Carolyn and I did not think we were going to be able to visit the boy’s home. We spent so much time with the girls that it was getting dark and we thought we were headed back to the hotel.
We had already met a number of the young men at the dessert for the visitors, where the young journalist we met, Yesid David, spoke to the assembled group. After telling his story and expressing his appreciation for Casa Roca, he made a quiet plea to us—“Please come to see the boys home.”
So we decided to make one more stop and were glad we did.
Our guide was the son of the house parents, and his pride was very evident. In American parlance he was “house proud.” He took us to his family quarters, the study room they created from the garage, and then to the boy’s bedrooms on the second and third floors. The third floor rooms had an exquisite view of the flickering lights of the town.

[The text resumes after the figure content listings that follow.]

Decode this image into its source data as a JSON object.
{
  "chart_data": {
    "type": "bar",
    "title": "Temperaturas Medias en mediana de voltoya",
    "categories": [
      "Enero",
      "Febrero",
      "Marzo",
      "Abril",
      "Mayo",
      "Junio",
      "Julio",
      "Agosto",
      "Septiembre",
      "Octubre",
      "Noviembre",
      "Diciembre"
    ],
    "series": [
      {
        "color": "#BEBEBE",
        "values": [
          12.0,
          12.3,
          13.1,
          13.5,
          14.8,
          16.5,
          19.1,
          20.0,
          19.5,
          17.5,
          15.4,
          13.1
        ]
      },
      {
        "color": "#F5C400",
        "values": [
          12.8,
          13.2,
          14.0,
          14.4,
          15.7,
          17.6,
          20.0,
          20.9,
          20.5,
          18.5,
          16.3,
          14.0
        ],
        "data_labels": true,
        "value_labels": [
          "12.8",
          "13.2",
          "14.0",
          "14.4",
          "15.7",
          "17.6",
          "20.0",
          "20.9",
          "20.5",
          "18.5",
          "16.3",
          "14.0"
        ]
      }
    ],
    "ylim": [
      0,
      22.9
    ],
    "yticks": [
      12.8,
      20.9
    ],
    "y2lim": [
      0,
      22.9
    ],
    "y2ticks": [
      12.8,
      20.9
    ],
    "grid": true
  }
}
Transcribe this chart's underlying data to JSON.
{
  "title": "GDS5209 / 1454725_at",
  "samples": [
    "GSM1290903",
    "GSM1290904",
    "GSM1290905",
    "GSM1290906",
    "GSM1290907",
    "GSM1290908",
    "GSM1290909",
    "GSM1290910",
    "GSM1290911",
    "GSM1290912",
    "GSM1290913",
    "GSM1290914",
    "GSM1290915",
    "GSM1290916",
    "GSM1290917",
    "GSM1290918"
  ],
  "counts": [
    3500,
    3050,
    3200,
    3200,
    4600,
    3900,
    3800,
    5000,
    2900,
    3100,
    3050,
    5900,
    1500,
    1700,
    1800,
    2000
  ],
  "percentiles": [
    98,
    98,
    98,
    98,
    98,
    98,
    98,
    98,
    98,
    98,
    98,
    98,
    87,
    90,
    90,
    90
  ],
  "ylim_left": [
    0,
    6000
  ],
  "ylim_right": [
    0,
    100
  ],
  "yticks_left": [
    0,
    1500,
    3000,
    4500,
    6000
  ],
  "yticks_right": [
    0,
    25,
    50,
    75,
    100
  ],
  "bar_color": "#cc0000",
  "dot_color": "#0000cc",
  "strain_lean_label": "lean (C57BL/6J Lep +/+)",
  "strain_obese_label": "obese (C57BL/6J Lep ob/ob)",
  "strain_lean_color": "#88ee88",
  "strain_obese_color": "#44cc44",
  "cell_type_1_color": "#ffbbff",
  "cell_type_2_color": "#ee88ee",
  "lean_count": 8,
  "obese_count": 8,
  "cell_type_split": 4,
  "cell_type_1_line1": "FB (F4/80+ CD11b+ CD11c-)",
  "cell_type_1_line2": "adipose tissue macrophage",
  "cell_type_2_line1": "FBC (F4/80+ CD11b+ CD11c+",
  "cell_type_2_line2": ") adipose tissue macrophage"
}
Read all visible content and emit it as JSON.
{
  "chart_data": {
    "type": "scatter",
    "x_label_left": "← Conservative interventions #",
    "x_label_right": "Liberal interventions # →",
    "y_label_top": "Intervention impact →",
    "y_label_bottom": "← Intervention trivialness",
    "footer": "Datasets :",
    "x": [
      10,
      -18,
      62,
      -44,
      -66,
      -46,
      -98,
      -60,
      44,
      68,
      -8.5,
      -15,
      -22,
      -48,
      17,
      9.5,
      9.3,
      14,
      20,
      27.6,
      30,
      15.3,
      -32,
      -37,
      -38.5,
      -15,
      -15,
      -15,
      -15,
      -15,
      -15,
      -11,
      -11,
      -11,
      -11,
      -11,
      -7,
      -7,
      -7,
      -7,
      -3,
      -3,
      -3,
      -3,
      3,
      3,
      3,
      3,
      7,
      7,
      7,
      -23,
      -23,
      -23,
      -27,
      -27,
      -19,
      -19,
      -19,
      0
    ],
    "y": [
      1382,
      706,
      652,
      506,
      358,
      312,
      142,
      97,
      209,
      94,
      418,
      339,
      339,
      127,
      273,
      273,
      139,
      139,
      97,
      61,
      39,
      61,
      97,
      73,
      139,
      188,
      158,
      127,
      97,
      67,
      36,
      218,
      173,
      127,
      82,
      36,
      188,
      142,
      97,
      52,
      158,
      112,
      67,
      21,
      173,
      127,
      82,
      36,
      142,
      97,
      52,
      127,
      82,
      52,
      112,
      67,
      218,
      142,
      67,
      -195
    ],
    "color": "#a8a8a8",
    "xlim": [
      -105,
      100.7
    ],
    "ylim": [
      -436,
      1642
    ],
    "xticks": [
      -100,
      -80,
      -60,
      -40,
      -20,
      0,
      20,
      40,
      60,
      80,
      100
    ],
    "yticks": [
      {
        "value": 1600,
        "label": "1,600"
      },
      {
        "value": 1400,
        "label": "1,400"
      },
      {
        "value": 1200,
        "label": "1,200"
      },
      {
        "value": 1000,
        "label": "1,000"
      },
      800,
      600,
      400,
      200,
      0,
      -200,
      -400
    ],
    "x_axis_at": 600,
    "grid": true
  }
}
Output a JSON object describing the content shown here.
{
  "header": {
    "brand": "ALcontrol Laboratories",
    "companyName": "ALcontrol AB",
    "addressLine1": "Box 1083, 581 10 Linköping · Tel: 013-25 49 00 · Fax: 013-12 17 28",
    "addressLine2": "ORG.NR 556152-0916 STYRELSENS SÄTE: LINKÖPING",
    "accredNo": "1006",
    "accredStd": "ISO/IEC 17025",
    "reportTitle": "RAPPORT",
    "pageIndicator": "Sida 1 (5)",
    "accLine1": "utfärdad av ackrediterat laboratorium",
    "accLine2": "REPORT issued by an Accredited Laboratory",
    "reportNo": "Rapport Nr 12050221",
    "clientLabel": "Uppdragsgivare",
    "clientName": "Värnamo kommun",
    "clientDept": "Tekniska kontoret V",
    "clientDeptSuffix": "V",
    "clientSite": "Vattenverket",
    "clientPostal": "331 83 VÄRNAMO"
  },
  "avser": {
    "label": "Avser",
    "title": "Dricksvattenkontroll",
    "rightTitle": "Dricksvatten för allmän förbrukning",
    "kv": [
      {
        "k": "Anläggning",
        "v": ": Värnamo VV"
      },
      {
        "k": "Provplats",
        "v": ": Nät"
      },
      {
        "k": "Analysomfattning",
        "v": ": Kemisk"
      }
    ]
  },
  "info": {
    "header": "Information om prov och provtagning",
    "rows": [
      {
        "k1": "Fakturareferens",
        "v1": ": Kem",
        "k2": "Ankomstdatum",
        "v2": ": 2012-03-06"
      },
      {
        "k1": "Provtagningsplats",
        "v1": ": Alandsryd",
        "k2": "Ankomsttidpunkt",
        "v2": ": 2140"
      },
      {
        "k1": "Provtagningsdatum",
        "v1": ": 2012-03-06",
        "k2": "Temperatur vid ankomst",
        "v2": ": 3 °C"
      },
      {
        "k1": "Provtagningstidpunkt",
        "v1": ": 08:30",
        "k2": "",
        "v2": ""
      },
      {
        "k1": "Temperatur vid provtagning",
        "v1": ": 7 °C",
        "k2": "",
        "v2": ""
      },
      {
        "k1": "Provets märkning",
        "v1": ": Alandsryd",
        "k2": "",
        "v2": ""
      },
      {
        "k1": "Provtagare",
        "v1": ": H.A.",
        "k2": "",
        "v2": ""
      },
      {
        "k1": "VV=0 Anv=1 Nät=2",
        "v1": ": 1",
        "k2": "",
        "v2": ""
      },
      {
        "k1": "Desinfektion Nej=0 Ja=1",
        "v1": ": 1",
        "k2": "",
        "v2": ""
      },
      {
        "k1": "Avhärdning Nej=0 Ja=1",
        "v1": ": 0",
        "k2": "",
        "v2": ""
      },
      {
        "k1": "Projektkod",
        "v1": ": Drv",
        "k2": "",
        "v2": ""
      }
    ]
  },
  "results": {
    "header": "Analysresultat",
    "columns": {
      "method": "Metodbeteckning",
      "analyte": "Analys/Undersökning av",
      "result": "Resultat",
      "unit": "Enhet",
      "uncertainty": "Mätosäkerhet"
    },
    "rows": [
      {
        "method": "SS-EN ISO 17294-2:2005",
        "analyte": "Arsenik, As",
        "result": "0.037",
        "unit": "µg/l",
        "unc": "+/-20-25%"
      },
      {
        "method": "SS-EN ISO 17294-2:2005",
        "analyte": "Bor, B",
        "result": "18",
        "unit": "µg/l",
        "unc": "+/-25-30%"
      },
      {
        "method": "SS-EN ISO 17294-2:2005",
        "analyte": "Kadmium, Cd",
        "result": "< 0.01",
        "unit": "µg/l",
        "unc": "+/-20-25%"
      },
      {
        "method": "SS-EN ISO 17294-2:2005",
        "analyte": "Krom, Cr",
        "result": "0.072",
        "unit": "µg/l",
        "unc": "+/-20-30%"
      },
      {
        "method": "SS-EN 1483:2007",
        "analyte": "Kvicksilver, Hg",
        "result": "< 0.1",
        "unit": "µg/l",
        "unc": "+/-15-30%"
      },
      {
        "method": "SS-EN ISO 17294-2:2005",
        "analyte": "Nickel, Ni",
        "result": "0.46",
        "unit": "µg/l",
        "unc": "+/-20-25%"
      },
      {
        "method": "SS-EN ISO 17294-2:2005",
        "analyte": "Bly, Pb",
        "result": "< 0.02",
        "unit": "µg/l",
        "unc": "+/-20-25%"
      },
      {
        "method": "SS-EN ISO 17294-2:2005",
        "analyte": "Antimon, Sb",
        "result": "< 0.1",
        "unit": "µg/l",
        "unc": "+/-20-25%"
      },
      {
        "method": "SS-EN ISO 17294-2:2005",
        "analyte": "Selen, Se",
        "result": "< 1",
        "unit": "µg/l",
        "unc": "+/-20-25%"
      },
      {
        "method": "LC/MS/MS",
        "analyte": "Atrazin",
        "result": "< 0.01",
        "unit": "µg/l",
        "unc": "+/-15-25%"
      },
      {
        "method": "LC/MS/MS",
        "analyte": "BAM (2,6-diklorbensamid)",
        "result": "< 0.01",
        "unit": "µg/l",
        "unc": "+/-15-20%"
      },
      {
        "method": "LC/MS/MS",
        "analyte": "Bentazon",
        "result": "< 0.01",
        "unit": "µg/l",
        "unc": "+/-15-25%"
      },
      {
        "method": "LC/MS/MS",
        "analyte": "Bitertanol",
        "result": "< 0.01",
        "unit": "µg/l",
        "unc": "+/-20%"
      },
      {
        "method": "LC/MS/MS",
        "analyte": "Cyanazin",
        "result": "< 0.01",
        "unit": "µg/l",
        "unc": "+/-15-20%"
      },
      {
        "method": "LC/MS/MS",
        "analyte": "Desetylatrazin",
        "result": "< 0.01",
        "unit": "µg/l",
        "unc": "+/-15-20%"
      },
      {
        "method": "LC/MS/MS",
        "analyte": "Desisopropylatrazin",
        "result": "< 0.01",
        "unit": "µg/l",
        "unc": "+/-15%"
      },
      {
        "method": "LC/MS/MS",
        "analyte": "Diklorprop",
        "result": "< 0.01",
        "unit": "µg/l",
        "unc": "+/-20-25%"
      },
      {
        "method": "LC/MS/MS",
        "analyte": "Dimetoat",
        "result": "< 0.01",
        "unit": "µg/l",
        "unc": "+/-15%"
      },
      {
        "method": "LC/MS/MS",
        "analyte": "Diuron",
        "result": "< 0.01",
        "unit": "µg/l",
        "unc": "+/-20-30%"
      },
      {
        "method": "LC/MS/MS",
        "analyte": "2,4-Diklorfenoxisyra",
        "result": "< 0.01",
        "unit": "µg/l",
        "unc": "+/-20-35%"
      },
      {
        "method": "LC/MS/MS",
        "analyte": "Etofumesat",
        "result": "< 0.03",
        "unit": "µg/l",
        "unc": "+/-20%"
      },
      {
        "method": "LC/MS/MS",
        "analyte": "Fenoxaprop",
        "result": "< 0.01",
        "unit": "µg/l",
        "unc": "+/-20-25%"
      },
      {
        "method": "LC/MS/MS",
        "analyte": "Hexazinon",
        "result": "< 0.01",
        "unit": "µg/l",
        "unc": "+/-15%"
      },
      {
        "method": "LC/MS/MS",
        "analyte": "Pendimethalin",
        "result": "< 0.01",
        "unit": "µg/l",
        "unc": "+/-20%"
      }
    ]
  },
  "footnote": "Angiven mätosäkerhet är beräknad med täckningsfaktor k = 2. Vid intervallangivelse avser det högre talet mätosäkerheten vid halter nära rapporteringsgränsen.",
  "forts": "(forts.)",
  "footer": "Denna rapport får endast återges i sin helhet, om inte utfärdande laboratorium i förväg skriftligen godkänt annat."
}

|The boys are proud of their house and keep it spotless like this all the time. Amazing!|
|They wanted us to see the “happy room” containing
bicycles & anything else that puts a boy on wheels.
The parade continued outdoors to the back garden, where the boys were determined that we should see the “happy room.” Once we saw the contents of that room, no one need to explain to us why it was called the happy room. The room was stocked with bikes, athletic equipment, and toys.
But the best was saved for last. Our young guide took us to the great room where many of the boys were watching television. As we made our way to the great room, our guide turned to me and said: “I want you to meet Barak Obama.”
Initially I thought we were having a translation problem, but I turned the corner and there sat Barak Obama. Not Barak Obama, President of the United States, but Barak Obama of Bogotá. This Barak Obama was a 12-year-old boy from the Caribbean coast of Columbia who was sitting in a wheelchair. It was easy to see why—his legs were severely bent. But there he sat with a marvelous smile beaming from his dark face. He was always smiling we were told. His many brothers were clustered around as if forming a protective barrier. Our guide explained that Barak had undergone many surgeries, and that the latest would allow him to walk once he healed.
I was a bit perplexed. All the bedrooms were upstairs and there was no elevator. How did Barak get to his bedroom each night? Answer: his brothers carried him up and down the stairs on their backs. These young men, who had come from appallingly difficult circumstances, had learned how to love their neighbors as themselves. It is one thing to read this in the Bible; it is another to see it lived out in the lives of Barak Obama of Bogotá and the brothers of Casa Roca.